A bankrupt can enter into an arrangement with creditors to bring the bankruptcy to an end…
However, the Court can overturn any such arrangement, if, for example, it is unreasonable or not calculated to benefit the creditors generally.
The Bankruptcy Act provides that a bankrupt may make a proposal to the Trustee in Bankruptcy for a composition or arrangement of the debts, and if that proposal is accepted by the creditors by a special resolution the bankruptcy is annulled.
Judge White of the Federal Court considered these provisions in Bendigo and Adelaide Bank Ltd v Clout and delivered judgment on 18 February 2016.
Bendigo Bank made an application to set aside the arrangement entered into by the bankrupts on the basis that the agreement was unreasonable or not calculated to benefit the creditors generally.
The bankrupts were Michel and Julie Mouglalis. Mr, Clout was appointed trustee of their separate and joint bankruptcy estates in May 2012.
The proposal put by the bankrupts was for $50,000 to be made available to creditors subject to certain reductions for Mr. Clout’s fees. The evidence was that a special resolution was passed.
Bendigo Bank gave evidence that it did not receive any of the relevant correspondence from Mr. Clout.
The Bank argued that the proposal was not calculated to benefit the creditors generally, and His Honour accepted this submission.

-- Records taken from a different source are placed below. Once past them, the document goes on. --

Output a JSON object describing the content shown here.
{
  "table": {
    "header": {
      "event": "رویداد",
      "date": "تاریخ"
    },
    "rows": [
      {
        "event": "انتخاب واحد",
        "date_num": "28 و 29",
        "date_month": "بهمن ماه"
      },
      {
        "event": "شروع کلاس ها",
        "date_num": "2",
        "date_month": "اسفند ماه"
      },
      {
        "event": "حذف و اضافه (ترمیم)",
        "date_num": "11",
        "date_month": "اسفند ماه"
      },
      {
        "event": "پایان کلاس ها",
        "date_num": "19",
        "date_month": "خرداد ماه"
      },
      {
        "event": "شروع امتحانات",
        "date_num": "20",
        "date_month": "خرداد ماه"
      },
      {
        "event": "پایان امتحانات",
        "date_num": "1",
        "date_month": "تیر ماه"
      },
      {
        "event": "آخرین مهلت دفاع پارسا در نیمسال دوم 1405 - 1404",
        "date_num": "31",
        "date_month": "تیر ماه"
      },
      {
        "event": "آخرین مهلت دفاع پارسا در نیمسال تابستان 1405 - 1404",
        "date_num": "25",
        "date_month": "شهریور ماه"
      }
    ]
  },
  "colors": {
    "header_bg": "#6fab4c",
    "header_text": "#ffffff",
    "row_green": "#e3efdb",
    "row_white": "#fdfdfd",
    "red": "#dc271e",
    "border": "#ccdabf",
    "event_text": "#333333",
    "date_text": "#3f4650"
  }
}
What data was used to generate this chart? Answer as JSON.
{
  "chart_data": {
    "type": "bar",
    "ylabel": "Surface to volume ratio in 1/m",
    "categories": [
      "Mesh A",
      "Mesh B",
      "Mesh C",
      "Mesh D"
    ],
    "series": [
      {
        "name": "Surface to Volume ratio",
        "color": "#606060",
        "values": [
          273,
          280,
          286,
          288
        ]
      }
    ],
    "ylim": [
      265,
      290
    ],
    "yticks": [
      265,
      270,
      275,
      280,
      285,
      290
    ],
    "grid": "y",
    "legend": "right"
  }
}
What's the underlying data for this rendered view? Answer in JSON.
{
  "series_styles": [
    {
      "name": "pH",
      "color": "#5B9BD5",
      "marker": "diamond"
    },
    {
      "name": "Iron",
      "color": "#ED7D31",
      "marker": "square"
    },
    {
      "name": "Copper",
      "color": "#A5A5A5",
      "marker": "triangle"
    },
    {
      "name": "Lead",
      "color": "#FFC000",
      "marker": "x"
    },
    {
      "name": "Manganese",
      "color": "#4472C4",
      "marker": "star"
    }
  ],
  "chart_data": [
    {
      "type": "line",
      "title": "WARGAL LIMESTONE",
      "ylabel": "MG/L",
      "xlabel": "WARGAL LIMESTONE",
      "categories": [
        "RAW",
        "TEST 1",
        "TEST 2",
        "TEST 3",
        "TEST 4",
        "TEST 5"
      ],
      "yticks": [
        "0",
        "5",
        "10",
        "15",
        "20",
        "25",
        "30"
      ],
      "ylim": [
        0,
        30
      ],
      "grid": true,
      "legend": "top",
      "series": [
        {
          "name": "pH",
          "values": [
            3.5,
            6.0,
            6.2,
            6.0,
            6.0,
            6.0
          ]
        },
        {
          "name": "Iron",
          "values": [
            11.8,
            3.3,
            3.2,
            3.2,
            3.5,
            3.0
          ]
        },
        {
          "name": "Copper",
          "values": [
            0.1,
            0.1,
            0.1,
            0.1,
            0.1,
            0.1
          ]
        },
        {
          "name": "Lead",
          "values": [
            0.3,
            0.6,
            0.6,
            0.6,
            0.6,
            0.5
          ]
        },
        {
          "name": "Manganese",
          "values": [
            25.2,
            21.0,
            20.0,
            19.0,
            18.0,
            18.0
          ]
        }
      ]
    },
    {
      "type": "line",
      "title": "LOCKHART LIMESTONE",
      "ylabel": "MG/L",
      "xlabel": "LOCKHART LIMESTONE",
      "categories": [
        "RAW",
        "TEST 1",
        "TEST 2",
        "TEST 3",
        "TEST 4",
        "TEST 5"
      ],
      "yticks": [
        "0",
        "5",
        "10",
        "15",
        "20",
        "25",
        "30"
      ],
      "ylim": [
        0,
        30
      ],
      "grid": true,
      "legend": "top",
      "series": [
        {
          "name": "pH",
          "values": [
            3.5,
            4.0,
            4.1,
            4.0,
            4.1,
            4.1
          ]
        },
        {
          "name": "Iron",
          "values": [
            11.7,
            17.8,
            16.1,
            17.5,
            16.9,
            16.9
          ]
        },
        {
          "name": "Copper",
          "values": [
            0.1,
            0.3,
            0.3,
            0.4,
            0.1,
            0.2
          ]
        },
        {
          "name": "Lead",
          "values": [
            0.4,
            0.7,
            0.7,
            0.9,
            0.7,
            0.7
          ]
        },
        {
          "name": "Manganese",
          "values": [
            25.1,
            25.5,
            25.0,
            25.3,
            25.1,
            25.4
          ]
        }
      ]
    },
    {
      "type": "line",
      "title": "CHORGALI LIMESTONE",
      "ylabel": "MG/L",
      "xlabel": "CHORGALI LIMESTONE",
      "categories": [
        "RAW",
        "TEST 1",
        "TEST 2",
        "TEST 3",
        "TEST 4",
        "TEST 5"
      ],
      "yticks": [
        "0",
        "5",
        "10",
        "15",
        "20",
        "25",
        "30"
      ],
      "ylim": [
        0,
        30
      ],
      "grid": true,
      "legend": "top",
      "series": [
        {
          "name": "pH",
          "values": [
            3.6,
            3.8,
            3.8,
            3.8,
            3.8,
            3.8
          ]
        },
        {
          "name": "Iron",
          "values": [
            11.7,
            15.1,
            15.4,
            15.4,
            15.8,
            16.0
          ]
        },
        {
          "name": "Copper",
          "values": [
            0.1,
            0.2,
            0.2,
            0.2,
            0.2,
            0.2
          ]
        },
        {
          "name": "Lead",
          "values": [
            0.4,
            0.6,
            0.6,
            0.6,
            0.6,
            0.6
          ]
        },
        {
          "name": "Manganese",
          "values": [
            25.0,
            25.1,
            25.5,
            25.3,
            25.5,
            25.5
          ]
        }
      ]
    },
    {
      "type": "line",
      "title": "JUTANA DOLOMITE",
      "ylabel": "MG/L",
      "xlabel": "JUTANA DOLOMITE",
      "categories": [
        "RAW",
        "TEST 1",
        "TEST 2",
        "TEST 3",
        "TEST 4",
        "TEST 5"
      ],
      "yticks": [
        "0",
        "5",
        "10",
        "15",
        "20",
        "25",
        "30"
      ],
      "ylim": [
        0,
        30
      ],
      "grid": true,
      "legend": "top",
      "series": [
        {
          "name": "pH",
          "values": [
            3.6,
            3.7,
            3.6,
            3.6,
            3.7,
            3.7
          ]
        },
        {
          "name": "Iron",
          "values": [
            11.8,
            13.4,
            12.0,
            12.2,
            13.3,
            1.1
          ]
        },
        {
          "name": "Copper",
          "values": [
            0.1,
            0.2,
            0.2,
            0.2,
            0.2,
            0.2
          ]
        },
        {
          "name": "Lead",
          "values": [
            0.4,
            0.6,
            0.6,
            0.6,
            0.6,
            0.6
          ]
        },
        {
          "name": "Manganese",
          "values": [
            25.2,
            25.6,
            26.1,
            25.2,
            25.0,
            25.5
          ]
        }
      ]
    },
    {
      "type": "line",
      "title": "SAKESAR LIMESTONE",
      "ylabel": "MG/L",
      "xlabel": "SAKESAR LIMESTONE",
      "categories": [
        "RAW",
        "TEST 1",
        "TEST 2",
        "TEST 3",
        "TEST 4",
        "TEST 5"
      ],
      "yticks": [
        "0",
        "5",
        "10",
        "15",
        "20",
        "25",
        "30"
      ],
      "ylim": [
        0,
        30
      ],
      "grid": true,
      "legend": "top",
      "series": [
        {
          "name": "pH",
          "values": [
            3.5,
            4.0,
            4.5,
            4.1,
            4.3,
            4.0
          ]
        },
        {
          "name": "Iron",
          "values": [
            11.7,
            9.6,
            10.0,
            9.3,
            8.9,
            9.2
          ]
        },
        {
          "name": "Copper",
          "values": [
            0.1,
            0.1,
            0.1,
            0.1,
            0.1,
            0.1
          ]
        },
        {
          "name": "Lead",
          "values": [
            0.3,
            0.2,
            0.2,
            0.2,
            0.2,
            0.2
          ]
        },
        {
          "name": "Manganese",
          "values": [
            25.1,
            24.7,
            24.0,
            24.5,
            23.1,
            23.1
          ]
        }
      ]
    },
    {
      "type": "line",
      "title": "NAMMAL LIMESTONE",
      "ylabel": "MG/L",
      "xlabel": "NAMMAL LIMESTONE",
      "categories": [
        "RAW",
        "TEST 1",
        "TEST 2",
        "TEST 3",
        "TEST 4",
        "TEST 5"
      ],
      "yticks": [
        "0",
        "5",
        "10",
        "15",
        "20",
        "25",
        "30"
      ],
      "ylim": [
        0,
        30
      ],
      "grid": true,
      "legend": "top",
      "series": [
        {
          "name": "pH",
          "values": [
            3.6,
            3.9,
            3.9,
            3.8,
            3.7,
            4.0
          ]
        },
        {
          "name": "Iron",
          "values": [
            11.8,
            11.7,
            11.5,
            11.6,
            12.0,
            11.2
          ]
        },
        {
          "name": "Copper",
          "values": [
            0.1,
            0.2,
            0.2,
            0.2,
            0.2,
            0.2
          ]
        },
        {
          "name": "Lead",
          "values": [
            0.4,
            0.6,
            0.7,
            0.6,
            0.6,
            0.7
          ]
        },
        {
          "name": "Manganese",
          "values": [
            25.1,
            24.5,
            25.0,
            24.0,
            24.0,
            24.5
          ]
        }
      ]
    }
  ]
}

The benefit to a small number of creditors was trifling, and many of the creditors who had indicated in the voting that they did not wish to receive a dividend were voting for the benefit of Mr. and Mrs. Mouglalis, and not for their own interests, or the interests of the creditors generally.
His Honour ordered that a new trustee be appointed and that the arrangement that had been approved should be set aside.
Bank borrower required by the Court to sign a mortgage…
In early 2008, Mr Elali, on behalf of his company Saracen Holdings Pty Ltd, discussed with the Commonwealth Bank a re-arrangement of this finance. He requested that the bank discharge a mortgage that they held over a Helensburgh property in exchange for a mortgage that he was willing to grant over a property at Voyager Point.
The Commonwealth bank provided the discharge of the mortgage over the Helensburgh property to the National Australia Bank when a loan was refinanced. However, Saracen Holdings Pty Ltd failed to sign the new mortgage over the Voyager Point property.
The Commonwealth Bank took the matter to Court and sought an order that the company be required to sign the mortgage.
The company, through its director, Mr Elali, argued that there was no written document and no mortgage and therefore the bank had no interest in the land and could not require him to sign the mortgage.
Section 54A of the Conveyancing Act provides that no action or proceedings may be brought in respect of any interest in land unless the agreement is in writing.
His Honour found that there was an agreement between Mr Elali on behalf of his company, Saracen Holdings Pty Ltd and the Commonwealth Bank that the company would give a mortgage over the Voyager Point property on exchange for the discharge of the mortgage over the Helensburgh property. His Honour also pointed out that the bank had performed its part of the agreement and therefore the agreement was partly performed and that this was an exception to the principle set out in s 54A of the Conveyancing Act and ordered Saracen Holdings Pty Ltd to execute the new mortgage.